久しぶりに20の引き出しネタである。「電子マネー」の引き出しに入っている「宅急便と1万円」のネタはどう使うのかと言えば、これはセキュリティーをどこまで国や事業者が整備すべきかという問題を議論するときの材料として使う。
電子マネーや新しい社会システムで、犯罪に使われるのを防ぐためにやや過剰なまでのセキュリティーをかけることでかえって使い勝手が悪くなり、それが理由で普及しないことがよく起きる。たとえば、かつての電子マネー(モンデックスやVISAのスーパーキャッシュなど)なども使い勝手よりは安全性に重点を置きすぎたために普及しなかったのではないかと推察している。。
現在でいえば生体認証の銀行キャッシュカードがいい例で、確かにセキュリティーの度合いが高いかもしれないが、高すぎてかえって不便になってしまっている。たとえば技術的に互換性がないために他行で使えないとか、CVSのATMではほとんど使えないなどの不便さがあり、結果として全く普及していない。
私の持論は、セキュリティーを議論するときには、消費者の問題意識の高さを過小評価すべきでないという論者である。消費者は馬鹿ではない、リスクを自分で判断しているのだ。
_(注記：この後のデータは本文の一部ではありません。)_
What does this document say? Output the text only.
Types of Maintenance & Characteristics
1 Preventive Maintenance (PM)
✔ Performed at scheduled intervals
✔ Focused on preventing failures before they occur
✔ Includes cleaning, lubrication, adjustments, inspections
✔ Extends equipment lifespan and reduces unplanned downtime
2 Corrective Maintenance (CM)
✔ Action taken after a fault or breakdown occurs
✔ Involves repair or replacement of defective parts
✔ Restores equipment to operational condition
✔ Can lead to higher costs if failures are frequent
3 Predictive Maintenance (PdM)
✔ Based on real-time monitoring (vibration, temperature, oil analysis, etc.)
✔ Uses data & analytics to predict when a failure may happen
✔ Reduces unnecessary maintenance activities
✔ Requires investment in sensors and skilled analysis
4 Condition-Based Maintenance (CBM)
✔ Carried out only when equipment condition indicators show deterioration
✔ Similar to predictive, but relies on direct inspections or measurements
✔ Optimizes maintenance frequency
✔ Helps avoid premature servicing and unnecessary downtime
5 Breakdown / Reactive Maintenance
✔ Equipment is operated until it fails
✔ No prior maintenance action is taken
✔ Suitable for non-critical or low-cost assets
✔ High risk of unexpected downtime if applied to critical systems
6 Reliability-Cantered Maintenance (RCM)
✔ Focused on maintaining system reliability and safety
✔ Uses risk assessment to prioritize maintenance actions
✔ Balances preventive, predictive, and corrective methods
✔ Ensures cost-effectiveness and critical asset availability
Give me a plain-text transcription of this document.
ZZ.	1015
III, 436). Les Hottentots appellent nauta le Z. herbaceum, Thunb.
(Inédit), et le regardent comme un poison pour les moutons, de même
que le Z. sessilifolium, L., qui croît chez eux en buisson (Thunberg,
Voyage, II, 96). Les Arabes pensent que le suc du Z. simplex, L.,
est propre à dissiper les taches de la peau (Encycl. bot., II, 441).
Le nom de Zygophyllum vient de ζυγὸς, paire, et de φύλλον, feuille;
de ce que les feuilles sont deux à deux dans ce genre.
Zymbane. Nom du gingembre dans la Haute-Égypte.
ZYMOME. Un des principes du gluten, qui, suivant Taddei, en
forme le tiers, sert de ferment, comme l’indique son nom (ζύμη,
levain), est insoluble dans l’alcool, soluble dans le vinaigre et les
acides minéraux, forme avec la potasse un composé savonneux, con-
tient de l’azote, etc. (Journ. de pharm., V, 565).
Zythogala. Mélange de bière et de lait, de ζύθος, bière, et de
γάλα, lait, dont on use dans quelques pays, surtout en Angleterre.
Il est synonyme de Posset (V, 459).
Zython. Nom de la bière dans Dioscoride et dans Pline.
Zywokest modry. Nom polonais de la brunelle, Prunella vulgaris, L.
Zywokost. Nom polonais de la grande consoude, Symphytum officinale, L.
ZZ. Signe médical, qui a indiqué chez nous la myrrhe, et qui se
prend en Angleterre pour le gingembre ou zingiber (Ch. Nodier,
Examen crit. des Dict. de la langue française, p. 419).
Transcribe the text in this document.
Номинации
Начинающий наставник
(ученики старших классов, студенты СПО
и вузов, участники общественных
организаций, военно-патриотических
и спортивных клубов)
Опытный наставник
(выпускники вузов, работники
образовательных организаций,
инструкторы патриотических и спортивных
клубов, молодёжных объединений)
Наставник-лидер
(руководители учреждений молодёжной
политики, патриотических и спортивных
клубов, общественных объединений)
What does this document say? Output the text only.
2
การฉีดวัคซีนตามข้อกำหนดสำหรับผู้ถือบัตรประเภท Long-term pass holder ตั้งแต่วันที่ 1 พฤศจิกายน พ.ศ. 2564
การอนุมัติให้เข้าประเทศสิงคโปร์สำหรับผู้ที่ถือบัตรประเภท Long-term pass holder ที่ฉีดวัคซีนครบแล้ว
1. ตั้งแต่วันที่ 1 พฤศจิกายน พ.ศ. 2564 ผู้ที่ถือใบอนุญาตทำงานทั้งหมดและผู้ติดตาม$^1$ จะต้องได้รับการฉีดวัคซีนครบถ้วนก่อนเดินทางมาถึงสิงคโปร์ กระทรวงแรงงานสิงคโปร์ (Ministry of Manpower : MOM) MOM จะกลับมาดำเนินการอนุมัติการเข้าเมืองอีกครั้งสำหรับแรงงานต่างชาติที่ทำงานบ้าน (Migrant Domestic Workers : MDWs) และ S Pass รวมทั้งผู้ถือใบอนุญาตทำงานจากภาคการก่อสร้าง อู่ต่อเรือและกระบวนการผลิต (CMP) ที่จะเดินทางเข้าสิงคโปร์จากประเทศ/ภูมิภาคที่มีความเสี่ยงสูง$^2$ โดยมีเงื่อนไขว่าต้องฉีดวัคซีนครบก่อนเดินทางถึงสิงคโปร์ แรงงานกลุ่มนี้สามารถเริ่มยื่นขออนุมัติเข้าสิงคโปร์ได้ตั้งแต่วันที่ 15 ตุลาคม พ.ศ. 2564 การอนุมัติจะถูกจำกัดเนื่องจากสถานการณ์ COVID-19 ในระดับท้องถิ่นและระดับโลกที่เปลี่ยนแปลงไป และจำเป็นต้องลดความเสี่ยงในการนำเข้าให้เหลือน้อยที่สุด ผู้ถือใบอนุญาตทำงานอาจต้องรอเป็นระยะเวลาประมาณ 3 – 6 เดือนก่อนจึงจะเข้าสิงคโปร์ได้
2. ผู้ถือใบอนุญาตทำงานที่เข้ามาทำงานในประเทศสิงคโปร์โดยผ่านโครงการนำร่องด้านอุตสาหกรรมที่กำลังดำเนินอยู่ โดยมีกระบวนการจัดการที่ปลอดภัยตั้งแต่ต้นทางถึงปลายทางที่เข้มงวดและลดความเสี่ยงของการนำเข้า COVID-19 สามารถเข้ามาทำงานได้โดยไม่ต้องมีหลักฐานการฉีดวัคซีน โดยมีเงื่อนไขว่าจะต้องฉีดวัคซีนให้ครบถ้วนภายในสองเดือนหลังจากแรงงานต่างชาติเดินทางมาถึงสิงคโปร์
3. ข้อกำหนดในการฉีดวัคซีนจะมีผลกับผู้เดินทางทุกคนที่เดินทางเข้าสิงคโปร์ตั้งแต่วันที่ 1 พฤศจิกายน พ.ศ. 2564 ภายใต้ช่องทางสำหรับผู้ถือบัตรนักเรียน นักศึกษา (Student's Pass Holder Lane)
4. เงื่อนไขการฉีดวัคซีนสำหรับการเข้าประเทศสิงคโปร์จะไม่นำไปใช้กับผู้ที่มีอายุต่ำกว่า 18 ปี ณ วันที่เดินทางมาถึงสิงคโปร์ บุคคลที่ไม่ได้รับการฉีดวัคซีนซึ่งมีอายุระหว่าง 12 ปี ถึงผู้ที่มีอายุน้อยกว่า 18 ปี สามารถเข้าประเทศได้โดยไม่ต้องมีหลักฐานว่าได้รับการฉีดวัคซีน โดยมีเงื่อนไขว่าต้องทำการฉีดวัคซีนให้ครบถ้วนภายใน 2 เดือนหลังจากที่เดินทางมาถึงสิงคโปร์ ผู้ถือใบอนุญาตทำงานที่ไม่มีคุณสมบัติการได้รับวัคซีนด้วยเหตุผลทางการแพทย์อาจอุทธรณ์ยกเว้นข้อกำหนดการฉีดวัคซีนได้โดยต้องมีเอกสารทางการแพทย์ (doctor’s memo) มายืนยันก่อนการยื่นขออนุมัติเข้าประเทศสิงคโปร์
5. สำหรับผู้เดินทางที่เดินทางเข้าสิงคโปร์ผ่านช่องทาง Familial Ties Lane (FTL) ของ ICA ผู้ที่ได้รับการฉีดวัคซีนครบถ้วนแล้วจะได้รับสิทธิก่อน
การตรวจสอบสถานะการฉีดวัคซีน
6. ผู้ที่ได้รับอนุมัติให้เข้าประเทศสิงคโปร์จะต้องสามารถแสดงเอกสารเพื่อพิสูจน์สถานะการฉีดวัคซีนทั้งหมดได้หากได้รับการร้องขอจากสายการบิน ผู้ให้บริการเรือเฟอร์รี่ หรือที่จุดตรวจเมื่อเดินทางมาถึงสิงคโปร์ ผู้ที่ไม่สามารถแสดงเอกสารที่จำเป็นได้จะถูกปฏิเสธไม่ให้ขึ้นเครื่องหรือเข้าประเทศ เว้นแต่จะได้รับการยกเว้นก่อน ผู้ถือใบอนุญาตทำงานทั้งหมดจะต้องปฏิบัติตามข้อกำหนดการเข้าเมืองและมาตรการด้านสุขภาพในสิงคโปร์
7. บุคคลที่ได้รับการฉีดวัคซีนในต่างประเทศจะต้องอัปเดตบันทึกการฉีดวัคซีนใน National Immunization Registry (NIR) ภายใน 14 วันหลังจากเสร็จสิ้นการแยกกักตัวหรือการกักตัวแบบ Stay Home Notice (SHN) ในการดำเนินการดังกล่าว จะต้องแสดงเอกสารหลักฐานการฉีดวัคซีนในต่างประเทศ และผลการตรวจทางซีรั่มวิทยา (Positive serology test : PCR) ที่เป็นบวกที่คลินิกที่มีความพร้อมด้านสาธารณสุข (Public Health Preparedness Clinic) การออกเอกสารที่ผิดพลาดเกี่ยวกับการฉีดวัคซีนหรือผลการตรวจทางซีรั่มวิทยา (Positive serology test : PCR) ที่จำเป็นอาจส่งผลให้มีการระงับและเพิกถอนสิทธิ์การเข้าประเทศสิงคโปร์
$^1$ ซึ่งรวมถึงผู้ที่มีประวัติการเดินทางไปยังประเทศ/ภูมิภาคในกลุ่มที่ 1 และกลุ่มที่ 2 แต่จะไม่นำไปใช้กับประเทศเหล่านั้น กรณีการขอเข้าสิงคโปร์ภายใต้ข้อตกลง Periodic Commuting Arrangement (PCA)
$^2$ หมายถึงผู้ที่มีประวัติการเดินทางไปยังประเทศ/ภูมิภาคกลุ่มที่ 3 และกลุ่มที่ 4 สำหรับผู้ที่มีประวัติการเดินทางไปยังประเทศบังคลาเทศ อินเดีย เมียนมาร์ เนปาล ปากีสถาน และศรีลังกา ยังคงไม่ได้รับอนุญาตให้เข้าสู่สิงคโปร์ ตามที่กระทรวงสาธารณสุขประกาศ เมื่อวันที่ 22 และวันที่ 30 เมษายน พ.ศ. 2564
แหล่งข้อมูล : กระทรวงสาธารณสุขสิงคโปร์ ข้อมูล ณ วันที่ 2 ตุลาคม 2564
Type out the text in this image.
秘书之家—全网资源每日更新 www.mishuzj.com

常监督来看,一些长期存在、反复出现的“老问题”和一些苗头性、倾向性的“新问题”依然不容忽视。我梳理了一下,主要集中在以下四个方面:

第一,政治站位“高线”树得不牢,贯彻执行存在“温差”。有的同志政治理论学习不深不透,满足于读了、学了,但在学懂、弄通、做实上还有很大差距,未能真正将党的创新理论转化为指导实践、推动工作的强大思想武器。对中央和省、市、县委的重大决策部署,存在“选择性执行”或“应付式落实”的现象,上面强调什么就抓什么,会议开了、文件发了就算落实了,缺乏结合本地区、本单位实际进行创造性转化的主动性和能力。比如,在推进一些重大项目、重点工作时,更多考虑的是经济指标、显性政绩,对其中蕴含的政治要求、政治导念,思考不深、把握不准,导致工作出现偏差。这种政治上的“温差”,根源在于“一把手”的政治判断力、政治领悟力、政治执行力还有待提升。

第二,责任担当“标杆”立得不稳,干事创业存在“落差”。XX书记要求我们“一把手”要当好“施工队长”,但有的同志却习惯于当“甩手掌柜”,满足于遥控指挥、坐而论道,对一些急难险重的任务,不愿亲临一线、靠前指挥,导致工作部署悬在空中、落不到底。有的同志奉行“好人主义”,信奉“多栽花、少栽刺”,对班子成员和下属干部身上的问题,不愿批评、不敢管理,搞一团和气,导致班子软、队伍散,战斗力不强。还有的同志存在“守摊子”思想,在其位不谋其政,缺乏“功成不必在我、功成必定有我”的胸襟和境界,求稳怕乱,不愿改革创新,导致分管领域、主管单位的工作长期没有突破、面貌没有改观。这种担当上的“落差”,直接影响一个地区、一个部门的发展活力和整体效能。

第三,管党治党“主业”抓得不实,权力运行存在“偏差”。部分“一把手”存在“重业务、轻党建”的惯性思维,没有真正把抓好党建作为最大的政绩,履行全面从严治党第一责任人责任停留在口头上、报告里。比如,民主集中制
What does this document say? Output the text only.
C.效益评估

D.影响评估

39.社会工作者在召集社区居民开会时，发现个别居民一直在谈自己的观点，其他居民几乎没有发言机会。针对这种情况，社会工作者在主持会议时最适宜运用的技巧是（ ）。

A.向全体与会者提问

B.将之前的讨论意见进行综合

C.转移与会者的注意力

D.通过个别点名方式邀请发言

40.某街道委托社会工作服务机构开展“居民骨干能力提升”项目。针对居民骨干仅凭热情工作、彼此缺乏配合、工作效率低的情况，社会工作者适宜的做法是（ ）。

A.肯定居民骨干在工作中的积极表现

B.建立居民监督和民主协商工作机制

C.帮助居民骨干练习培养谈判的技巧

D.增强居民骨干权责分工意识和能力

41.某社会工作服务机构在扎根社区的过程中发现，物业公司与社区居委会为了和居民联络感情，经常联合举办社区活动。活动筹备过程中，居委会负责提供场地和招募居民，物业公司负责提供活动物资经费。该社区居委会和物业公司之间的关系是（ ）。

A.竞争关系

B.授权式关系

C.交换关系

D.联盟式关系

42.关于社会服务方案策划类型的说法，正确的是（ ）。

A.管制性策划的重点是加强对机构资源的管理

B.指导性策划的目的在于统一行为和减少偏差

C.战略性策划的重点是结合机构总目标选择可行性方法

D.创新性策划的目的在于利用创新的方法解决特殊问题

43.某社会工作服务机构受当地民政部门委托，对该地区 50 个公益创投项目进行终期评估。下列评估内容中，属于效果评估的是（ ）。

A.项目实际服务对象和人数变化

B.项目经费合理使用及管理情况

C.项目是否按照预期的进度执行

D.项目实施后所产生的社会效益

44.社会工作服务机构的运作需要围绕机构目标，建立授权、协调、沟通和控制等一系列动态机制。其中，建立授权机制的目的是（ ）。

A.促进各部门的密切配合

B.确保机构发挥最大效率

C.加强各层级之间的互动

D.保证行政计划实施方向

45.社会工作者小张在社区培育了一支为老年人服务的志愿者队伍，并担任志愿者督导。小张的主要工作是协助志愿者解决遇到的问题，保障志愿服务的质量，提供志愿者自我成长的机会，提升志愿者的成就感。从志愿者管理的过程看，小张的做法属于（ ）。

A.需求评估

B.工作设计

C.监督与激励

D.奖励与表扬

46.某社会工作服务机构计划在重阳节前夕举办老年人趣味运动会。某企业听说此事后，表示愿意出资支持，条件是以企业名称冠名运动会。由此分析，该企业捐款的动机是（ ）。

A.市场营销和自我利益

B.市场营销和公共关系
たとえば、母親が田舎から都会に出ている子供へ衣料品や食べ物を宅急便で送るときに、1万円くらい忍ばせるのはよくある話である。それでは、母親は宅急便では現金を送ってはいけないことを知らないのであろうか。そんなことはない。逆に言えば万が一荷物がなくなったときに、荷物そのものの損害賠償は請求できるがお金は返してもらえないことを知っているのだ。それなのになぜ宅急便に現金を送るのであろうか?
それは彼らが利便性とリスクを天秤にかけて、それで利便性を取るという判断をしているのである。と言うのも宅急便というのが相当正確な物流手段で、送った物がなくなることは滅多にないということを知っている。かつ仮になくなったとして、1万円ならあきらめがつく。そのために、わざわざ別途銀行送金して5~600円の手数料を払ったり、現金書留という面倒な手段をとらないのである。
1万円送金して、毎回数百円の手数料を払うくらいなら、荷物があるときについでに送ってしまう方が、遙かに安くつくし面倒くさくない。そして間違いもほとんどない。すなわち、自分の頭の中でどれくらいの頻度で問題が生じ、それは自分の許容範囲かどうかを感覚的に計算しているのである。それが証拠に、毎月の生活費を都会で暮らす息子や娘に宅急便で物を送るついでに忍ばせている親の話は聞いたことがない。10万円を超える金額は、万が一なくなったときに許される許容範囲を超えているからである。
したがって、セキュリティ議論をするときに、システムや法制度で100%を目指すのではなく、消費者や利用者の自己責任と言うことも考慮に入れて仕組みを考えた方が、結果的に低コストでなおかつユーザー視点に立った者が出来るため、普及にもつながるというのが私の考え方である。